Die Rückkehr der It-Personen
Sie sind berühmt, aber niemand weiß so recht, warum: 2022 brachte einige illustre Sternchen auf die Bildfläche, die berühmt wurden, weil sie irgendwie nur sie selbst waren. Ganz vorne dabei: der deutsche Parfüm-Influencer Jeremy Fragrance, der mittlerweile als Universalentertainer durchs Fernsehen tingelt. Oder US-Schauspielerin Julia Fox, die durch alles Mögliche außer ihrem Wirken im Filmgeschäft auf sich aufmerksam machte. Ich finde es nicht schlimm – Fragrance ist bisher so unterhaltsam und unproblematisch, dass man ihn meinetwegen gern überall da einsetzen könnte, wo eigentlich ein Auftritt von Richard David Precht eingeplant war. Und Julia Fox ist einfach interessant – auch, wenn man nicht dahinter kommt, was eigentlich ihr Kerngeschäft und -talent ist.
Einfach gute Musik
Hier mache ich es kurz und schmerzlos: Die Alben von Ethel Cain und Beyoncé verdienen einen Platz in den Klassiker-Listen.
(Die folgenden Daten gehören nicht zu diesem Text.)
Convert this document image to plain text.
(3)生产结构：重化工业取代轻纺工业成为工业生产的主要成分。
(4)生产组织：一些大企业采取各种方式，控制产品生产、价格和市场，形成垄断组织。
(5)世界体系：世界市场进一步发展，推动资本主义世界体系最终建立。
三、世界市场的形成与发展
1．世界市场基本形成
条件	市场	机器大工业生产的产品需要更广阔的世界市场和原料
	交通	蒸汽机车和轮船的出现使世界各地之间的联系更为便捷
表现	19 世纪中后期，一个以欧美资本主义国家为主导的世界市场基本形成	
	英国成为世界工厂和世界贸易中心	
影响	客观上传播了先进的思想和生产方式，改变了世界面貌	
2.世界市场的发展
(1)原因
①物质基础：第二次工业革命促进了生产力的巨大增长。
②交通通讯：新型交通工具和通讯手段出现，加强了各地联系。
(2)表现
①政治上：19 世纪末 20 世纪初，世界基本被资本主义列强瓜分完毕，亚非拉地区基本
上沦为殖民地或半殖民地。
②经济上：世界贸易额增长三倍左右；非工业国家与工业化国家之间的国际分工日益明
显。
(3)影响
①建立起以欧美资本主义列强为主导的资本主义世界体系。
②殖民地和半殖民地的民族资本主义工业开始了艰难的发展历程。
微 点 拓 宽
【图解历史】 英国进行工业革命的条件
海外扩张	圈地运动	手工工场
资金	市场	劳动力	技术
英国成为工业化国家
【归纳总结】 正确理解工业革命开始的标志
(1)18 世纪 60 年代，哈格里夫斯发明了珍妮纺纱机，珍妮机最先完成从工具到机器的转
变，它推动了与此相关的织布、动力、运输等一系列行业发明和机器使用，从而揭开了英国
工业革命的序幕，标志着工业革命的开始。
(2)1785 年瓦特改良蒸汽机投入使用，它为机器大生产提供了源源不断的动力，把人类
Und die schwedische Band Kite bewies, dass man unfassbar gut und gleichzeitig schmerzhaft unterbewertet sein kann. Wer gute Musik möchte, sollte hier reinhören!
Und last but not least…
Trotz allem Schönen: Momente wie die mediale Rezeption des Prozesses Johnny Depp versus Amber Heard, aber auch der Skandal um häusliche Gewalt im deutschen Profi-Fußball sind welche, die wir im nächsten Jahr so nicht mehr haben wollen. Weniger schlechte Promi-Nachrichten in 2023 – das wäre ein Ziel, mit dem ich mich anfreunden könnte.